Existen tres prerrequisitos: la legalidad, que es cumplir con la ley desde el inicio del proceso electoral; la legitimidad, la cual se obtiene con la mayoría de la votación; y la credibilidad, ya en funciones de gobierno. Alcanzó las dos primeras, pero ésta última nunca la logró obtener Manuel López. Por el contrario, se consumó como mentiroso sistemático sin vergüenza alguna, siendo burlón inclusive.
Se define a la gobernabilidad como un estado de equilibrio en el ejercicio del poder político, derivado de la solución a las demandas sociales y, sobre todo, la capacidad de los gobiernos de atender éstas de forma eficaz. A todas luces, para la gente con información, incluyendo a los chairos, no se cumplió con las expectativas de la gente, con las promesas de campaña.
En particular señalaré tres de éstas, que dibujan de cuerpo entero el discurso del, afortunadamente, casi expresidente: no robar, no mentir y no traicionar. La corrupción (también a la que él juro combatir), ha sido el sello distintivo de su gestión; siendo la mejor muestra la realización de las mega obras por conducto del ejército, sin concursos o licitaciones públicas.

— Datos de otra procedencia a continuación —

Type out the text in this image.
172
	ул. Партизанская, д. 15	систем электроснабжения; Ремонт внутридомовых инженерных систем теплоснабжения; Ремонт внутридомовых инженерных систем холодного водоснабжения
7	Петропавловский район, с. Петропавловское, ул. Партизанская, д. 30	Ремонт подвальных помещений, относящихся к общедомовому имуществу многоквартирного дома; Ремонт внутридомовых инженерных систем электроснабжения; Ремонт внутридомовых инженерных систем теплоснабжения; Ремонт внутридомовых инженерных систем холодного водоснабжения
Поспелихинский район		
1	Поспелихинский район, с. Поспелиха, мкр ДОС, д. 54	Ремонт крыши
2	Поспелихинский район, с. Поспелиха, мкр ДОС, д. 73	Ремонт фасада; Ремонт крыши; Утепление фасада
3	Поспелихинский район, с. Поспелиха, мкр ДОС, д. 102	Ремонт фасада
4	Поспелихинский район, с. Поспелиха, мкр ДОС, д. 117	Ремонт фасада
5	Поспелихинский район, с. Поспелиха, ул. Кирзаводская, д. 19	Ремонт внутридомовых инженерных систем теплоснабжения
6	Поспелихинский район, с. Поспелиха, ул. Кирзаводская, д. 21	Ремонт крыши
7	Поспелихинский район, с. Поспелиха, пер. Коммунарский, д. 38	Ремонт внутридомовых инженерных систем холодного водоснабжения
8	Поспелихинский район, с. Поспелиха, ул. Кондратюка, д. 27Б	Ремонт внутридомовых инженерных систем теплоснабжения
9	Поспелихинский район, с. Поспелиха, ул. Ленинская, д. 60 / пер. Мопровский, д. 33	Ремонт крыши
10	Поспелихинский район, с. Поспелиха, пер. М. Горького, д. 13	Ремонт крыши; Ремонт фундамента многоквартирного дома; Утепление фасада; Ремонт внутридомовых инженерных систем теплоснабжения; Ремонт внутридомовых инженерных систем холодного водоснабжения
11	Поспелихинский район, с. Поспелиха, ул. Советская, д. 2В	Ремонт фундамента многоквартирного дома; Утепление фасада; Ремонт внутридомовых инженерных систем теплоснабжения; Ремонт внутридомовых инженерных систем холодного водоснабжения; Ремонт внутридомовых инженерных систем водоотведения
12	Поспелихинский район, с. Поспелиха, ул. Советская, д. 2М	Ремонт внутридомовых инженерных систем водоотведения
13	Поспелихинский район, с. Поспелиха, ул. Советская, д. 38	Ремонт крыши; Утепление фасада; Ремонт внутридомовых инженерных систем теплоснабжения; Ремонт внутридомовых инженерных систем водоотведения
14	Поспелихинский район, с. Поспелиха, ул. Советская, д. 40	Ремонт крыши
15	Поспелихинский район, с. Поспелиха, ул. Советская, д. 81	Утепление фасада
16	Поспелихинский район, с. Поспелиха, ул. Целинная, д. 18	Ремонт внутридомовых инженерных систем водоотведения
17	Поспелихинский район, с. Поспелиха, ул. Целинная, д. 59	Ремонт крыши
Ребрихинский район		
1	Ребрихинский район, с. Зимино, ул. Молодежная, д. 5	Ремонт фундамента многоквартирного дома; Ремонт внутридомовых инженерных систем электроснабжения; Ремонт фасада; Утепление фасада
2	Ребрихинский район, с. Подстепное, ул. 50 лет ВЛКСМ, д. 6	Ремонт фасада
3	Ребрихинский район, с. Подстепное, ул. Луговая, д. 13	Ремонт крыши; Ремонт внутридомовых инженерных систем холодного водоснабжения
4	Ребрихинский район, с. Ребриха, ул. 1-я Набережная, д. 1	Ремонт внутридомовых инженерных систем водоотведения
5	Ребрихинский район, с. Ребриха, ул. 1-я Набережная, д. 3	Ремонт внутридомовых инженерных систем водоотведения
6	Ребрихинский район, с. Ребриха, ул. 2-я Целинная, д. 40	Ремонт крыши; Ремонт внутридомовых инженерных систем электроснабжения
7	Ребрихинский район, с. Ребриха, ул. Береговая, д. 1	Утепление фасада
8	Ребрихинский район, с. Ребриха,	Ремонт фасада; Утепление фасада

por todo este lodazal existente en la mal dicha 4T, para la doctora en ciencias y futura presidenta, el mayor reto lo constituye lograr la anhelada gobernabilidad. Ya se cumplió con los principios de legalidad y legitimidad, a partir del próximo 1 de octubre apreciaremos objetivamente la credibilidad que obtenga su gobierno, con las decisiones y acciones que esperamos todos.
En el Estado de México, el más importante del país, si revisamos lo realizado hasta hoy, por ejemplo, en materia de empleo, salud, escuelas, seguridad social, vivienda y servicios básicos, obras y mantenimiento carretero, Delfina y Duarte no han logrado credibilidad para su gobierno; no previeron acciones de drenaje en
Chalco, como debe hacerse cada año. No pueden con su responsabilidad. Hay que meter las espuelas.
¡Todos debemos manifestar la inconformidad de lo que está sucediendo, hacer política, mucha política, de la buena, para reorientar el gobierno y el país, con partidos o sin ellos, es la hora, levantemos la voz!